Turner School Formally Dedicated

Bob and Carolyn Turner, second and third from the right, stand with their son Andrew Turner '11, far right, Bob Turner's sister Susan Flinn, far left, and his mother Janet Turner.

By Frank Radosevich II
October 29, 2012

Bradley formally dedicated this month the Robert and Carolyn Turner School of Entrepreneurship and Innovation, an independent school providing students with skills needed to succeed and achieve in business.

A first of its kind in the nation, the Turner School offers all students across campus the opportunity to study entrepreneurship and innovation in classrooms and experiential settings.

The school is named in honor of the Turners, long-time supporters of Bradley who established the Robert and Carolyn Turner Center for Entrepreneurship in 2002. The Turner Chair of Entrepreneurship in the Foster College of Business Administration also is named in their honor.

“The Turner School will now give our students the tools and applied experiences they need to become successful entrepreneurs in a very uncertain economy,” said President Joanne Glasser at the dedication ceremony. “Bradley is deeply honored that the Turners have entrusted us with this profound responsibility.”


Turner School Dedication

Bob Turner ’77 MBA ’78 said the idea for the school began in 1999 when he met with University officials to discuss the creation of a center for entrepreneurship. The concept eventually grew into a stand-alone academic unit that emphasizes new and creative ways of thinking in the world of business or social enterprises.

“The key to a thriving, vibrant economy in a global economy is innovation,” Bob Turner said. “It’s the ability for people not only to think about starting a business at some point in time but to be innovative throughout their entire career.”

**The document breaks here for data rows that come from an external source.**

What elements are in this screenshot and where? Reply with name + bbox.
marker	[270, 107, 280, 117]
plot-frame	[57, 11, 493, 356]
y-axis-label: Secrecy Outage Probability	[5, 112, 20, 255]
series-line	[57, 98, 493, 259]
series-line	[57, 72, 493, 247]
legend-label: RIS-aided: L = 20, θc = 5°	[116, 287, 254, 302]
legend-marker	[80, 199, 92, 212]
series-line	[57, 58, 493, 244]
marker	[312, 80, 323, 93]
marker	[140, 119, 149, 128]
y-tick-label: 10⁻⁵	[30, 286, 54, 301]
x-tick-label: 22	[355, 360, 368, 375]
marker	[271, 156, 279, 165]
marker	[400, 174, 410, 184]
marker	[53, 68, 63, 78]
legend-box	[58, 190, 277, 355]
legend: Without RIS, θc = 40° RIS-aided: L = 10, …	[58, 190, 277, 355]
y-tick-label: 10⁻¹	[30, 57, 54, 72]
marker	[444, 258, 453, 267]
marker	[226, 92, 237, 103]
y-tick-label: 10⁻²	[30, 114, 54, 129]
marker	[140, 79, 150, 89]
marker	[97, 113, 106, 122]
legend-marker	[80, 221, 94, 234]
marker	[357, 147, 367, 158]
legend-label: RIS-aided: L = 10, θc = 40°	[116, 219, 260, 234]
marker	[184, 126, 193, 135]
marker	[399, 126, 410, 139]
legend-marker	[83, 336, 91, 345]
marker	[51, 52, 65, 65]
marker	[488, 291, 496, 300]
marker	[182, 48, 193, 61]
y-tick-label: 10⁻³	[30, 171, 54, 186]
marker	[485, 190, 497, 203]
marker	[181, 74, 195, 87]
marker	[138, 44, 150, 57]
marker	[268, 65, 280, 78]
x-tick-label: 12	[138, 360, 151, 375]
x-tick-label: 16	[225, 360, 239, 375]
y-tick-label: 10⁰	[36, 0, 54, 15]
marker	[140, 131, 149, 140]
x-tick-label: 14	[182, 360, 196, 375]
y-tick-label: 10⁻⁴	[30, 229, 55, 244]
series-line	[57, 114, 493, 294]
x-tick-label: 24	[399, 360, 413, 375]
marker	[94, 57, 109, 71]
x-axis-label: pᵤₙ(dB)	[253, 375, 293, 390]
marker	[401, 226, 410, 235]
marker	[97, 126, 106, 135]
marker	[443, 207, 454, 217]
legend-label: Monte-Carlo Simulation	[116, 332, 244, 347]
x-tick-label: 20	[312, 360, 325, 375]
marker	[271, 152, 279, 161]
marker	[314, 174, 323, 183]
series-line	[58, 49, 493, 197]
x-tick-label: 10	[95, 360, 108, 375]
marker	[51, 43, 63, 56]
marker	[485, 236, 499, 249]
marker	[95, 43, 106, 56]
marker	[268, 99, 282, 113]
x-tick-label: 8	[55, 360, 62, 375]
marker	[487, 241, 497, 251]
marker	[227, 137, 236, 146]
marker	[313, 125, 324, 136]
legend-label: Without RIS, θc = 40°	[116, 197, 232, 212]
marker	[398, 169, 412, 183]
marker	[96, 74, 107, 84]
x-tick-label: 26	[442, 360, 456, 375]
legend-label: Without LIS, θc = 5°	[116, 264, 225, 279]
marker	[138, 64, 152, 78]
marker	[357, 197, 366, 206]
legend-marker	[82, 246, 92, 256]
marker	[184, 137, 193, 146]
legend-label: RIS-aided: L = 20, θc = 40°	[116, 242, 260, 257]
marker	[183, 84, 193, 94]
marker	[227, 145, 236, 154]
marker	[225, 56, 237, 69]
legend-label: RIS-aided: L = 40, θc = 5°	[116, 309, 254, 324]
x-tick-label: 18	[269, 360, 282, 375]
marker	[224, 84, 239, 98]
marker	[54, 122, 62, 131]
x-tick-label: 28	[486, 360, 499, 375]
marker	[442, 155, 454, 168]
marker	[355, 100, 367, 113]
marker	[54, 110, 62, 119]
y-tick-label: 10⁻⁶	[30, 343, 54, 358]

A successful entrepreneur himself, Bob Turner and his brother Mark Turner ‘80 started their own investment business in 1990 in Berwyn, Pa. Today, as chairman and chief investment officer of Turner Investment, Bob Turner and his team manage about $11.6 billion in assets.

The Turner School, headquartered in the newly renovated Westlake Hall, is welcoming its first students this semester and the school plans to offer a minor in Entrepreneurship and Innovation and an Entrepreneurship Scholar Program.

Both require entrepreneurial courses and elective classes, while the Scholar Program, similar to Bradley’s Global Scholars Program, offers credit for specific experiential activities. Some activities may include participating in the Project Springboard Business Plan Competition, creating a new enterprise, pitching a new business plan or studying abroad in an entrepreneurial environment.

The new school will teach students how to start a business or social enterprise; network with colleagues, investors, employees and other stakeholders; evaluate opportunities and risks; develop products or services; and gain a global perspective on the business marketplace. The program will push students to think creatively and to seek out untapped opportunities and identify innovations that can be commercialized.